When the U.S. detonates the Iran Nuclear Accord, the European alliance, in so far as it still staggers onward, will reach crisis point; and the Iranian regime will likely accelerate its nuclear weapons program. They’d be crazy not to. At which point, the path to war starts (or rather is very hard to stop). Kushner is the key figure here, I suspect. His support for the Israeli hard right (he doesn’t just support the West Bank settlements, he funds them) and his very cozy relationship with the new Saudi prince/dictator both point in one direction: war with Iran. Getting the Americans to launch such a war is Jerusalem’s and Riyadh’s wet dream – which is why the reports of the Crown Prince’s boasting about Kushner being “in his pocket” are far from implausible.
All of these developments, I bet, have reached a new intensity because of Robert Mueller’s cumulative legal cornering of Trump, especially the special counsel’s recent crossing the line into the finances of the Trump Organization. At that point, I suspect Trump realized he was more vulnerable than he previously believed, and went on full offense everywhere. I was long a skeptic of Trump’s alleged conspiracy with Russia in 2016, but every single development in the last few months keeps pointing in the same direction — and it isn’t Trump’s exoneration.
Yesterday, we discovered that Guccifer 2.0, Roger Stone’s online pen pal, is actually a Russian agent. Trump’s initial refusal to say — even through his spokeswoman — that Russia is clearly responsible for the release of a nerve agent in a country which is one of our closest allies was simply staggering. As is his continued refusal to confront seriously the threat Putin clearly poses to democratic elections in the West. The extraordinary leak of the warning from his national security team not to congratulate Putin during the recent call is yet another sign, it seems to me, that even those working closest to the president want to alert the world about the threat to our national security that is coming from the Oval Office itself.

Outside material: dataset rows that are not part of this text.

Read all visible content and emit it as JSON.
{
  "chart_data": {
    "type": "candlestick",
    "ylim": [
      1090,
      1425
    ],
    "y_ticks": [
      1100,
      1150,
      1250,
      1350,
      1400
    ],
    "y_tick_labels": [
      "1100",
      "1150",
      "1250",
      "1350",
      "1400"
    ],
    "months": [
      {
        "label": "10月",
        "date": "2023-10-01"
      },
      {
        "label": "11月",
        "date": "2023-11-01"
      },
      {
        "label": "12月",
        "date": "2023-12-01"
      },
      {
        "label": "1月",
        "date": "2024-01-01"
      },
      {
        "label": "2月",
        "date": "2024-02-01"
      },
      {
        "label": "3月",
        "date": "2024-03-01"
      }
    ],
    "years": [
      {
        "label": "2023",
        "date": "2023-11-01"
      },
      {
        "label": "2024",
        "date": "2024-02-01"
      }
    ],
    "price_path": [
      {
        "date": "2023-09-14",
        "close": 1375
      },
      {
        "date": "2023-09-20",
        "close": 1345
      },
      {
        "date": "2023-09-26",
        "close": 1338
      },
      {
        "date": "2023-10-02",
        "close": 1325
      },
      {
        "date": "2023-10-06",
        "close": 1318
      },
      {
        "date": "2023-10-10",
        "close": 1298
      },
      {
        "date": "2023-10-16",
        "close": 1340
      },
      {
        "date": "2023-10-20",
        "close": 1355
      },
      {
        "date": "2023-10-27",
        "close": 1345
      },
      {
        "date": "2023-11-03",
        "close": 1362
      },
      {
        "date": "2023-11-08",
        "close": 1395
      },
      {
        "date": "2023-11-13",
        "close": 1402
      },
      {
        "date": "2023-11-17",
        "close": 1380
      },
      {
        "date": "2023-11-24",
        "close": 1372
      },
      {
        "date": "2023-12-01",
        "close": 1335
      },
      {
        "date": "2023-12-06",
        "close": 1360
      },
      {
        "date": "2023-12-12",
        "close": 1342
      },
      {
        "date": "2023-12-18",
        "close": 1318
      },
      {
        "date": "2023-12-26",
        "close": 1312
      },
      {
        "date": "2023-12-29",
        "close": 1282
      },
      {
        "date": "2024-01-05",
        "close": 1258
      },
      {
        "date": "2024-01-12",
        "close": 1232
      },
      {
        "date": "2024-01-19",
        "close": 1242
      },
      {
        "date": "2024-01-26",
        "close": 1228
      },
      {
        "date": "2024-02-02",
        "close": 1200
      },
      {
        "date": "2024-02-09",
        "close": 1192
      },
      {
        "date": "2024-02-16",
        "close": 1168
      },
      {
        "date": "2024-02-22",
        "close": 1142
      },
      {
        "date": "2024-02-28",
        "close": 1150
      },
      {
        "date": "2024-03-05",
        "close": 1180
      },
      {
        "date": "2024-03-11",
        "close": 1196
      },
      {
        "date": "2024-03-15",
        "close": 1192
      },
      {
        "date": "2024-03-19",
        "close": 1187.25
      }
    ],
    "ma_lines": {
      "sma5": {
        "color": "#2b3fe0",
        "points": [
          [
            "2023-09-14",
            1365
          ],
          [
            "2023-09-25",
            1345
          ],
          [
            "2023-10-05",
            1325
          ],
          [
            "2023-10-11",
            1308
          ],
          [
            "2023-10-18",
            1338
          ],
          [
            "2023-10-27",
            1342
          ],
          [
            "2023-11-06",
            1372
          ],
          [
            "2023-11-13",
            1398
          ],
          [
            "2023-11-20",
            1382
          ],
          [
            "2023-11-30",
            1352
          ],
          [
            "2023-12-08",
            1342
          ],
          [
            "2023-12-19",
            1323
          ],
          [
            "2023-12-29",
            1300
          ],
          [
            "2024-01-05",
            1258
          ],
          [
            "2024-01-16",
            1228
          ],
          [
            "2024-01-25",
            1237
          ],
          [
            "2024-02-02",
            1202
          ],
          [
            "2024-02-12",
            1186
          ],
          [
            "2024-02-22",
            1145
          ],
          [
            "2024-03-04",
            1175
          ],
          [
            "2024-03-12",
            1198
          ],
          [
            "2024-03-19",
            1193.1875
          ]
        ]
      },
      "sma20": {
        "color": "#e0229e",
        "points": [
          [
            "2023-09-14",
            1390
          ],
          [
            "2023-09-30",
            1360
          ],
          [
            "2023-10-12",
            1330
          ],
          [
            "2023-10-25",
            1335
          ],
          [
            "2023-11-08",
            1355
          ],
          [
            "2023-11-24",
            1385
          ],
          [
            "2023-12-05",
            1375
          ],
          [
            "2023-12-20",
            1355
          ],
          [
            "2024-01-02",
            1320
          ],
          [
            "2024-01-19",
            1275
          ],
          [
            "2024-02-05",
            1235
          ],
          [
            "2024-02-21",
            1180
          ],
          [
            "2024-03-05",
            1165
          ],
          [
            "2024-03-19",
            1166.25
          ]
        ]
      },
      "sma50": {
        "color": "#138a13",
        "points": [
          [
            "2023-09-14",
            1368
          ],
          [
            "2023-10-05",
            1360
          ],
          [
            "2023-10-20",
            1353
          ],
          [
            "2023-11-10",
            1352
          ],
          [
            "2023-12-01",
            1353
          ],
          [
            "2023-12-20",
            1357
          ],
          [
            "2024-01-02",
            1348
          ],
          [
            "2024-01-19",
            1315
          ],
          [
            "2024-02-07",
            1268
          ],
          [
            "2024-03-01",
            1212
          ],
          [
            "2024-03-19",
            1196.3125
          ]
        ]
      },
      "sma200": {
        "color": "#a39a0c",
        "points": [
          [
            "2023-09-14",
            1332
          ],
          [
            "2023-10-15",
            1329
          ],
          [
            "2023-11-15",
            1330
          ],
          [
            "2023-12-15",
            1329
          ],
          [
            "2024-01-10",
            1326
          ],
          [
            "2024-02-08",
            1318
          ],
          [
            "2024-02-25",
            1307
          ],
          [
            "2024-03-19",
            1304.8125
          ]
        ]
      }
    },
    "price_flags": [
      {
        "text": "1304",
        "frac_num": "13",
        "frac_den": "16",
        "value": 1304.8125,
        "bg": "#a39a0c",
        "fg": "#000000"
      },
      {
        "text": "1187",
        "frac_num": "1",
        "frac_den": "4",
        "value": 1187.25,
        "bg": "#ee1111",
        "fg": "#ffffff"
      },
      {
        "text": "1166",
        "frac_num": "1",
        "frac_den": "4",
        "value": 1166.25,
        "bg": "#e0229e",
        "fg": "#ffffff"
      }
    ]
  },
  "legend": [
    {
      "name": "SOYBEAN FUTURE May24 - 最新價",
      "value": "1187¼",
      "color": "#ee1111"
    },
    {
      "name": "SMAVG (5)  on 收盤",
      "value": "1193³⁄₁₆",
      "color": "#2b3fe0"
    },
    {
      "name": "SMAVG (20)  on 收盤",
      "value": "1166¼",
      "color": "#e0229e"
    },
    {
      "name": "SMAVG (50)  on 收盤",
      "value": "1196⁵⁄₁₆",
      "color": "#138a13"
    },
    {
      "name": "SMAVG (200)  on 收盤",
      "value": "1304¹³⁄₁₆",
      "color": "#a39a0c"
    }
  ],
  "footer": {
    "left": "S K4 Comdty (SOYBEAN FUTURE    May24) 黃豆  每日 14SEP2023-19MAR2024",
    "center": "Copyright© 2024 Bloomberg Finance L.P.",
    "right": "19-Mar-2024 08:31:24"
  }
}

Part of me, of course, has long worried and hoped that my assessment of Trump as truly the tyrant of Plato’s imagination is melodramatic overkill. I’m given to excitability, even catastrophism. I’ve been wrong before. And there are many ways in which American life still seems the same. Political tribalism didn’t begin with Trump; neither did the appeal of populist authoritarianism, or the celebrification of politics. We still hold elections — even if the president asserts that they are all rigged against him. In November, we have a chance to use the ballot box to save this country, and there are some signs that a wave is building. The courts still have some independence and feistiness; the media is still free, if now accompanied by a full-bore state propaganda channel.
But I worry that the more Trump is opposed and even cornered — especially if he loses the House this fall — the more dangerous he will become. If Mueller really does have the goods, and if the Democrats storm back into congressional power, then Trump may well lash out to protect himself at all costs. We know he has no concern for the collateral damage his self-advancement has long caused in his private and public life. We know he has contempt for and boundless ignorance of liberal democracy. We know he is capable of anything — of immense cruelty and callousness, of petty revenge and reckless rhetoric, of sudden impulses and a quick temper. We also know he is commander-in-chief, who may soon need the greatest distraction of all.
War is coming. And there will be nothing and no one to stop him.